Balance Sheet The balance sheet looks relatively robust for an asset manager, with total assets steadily building over the past five years and equity expanding meaningfully as well. Cash levels are healthy, providing some cushion, but the firm does carry a sizable amount of debt, which creates leverage but also adds financial risk if conditions worsen. Importantly, leverage has been fairly stable rather than rising sharply, and the growing equity base suggests the firm has been able to build capital over time. The picture is one of a well-established, moderately leveraged platform rather than a lightly geared, ultra‑conservative balance sheet.


Cash Flow

Cash Flow Cash flow is the weakest and most uneven area. Operating cash flow has swung between positive and negative over the period, with only some years showing strong inflows and others consuming cash. Free cash flow follows the same pattern, as capital spending is modest and not the main driver. These swings are typical for an alternatives manager, where timing of fees, investments, and distributions can be lumpy, but it does mean that accounting profits do not always translate cleanly into cash in a given year. Investors in this model need to be comfortable with irregular cash patterns tied to cycles and portfolio realizations.


Competitive Edge

Competitive Edge Carlyle holds a strong competitive position in global alternative asset management.

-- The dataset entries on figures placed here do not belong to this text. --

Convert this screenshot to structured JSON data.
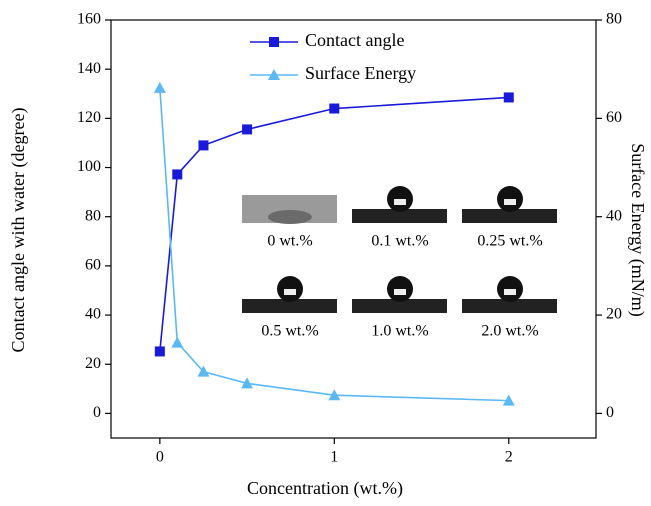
{
  "chart_data": {
    "type": "line",
    "xlabel": "Concentration (wt.%)",
    "ylabel": "Contact angle with water (degree)",
    "y2label": "Surface Energy (mN/m)",
    "x": [
      0,
      0.1,
      0.25,
      0.5,
      1,
      2
    ],
    "series": [
      {
        "name": "Contact angle",
        "color": "#1a1adb",
        "marker": "square",
        "values": [
          25.2,
          97.2,
          109,
          115.5,
          124,
          128.5
        ]
      },
      {
        "name": "Surface Energy",
        "color": "#5bb8f5",
        "marker": "triangle",
        "axis": "y2",
        "values": [
          66.2,
          14.4,
          8.5,
          6.1,
          3.7,
          2.6
        ]
      }
    ],
    "xlim": [
      -0.28,
      2.5
    ],
    "xticks": [
      0,
      1,
      2
    ],
    "ylim": [
      -10,
      160
    ],
    "yticks": [
      0,
      20,
      40,
      60,
      80,
      100,
      120,
      140,
      160
    ],
    "y2lim": [
      -5,
      80
    ],
    "y2ticks": [
      0,
      20,
      40,
      60,
      80
    ],
    "legend": "top",
    "annotations": [
      "0 wt.%",
      "0.1 wt.%",
      "0.25 wt.%",
      "0.5 wt.%",
      "1.0 wt.%",
      "2.0 wt.%"
    ]
  }
}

Its main strengths are its diversified platform across private equity, private credit, and investment solutions; its long-established global brand; and its network of offices that combine global reach with local insight. The “One Carlyle” approach, which encourages cross‑border and cross‑segment collaboration, helps it win complex deals and support portfolio companies operationally, not just financially. Expansion in private credit and insurance solutions further deepens its offering and makes it less dependent on traditional buyout funds alone. Key competitive risks include intense rivalry from other large alternative managers, pressure on fees, and the constant need to raise new funds and maintain investment performance.


Innovation and R&D

Innovation and R&D While Carlyle does not do traditional R&D like a technology company, it is investing in innovation where it matters for an asset manager: data, analytics, and new product platforms. The firm is building internal capabilities in advanced data science and artificial intelligence to improve deal sourcing, due diligence, and portfolio monitoring, even developing its own internal economic indicators. It is also innovating on the distribution side with offerings like Carlyle Access and a planned wealth platform aimed at individual and wealth‑management clients, moving beyond just large institutional investors. The push into generative AI, expanded private credit strategies, and ESG‑aligned investment approaches suggest a willingness to adapt its model and stay competitive as the industry evolves.


Summary

Overall, Carlyle appears to be a mature, globally recognized alternative asset manager with meaningful earnings power, a reasonably solid—though leveraged—balance sheet, and inconsistent but explainable cash flow patterns tied to its business model. Its competitive edge comes from diversification across strategies, strong brand and relationships, and an integrated global network that supports deal flow and value creation. At the same time, results remain heavily exposed to market cycles, fundraising conditions, and the performance of its funds. The firm is clearly leaning into data, AI, and new wealth‑oriented products to sustain growth and differentiate itself, but execution on these initiatives and the broader macro environment will be critical drivers of how its financial profile evolves from here.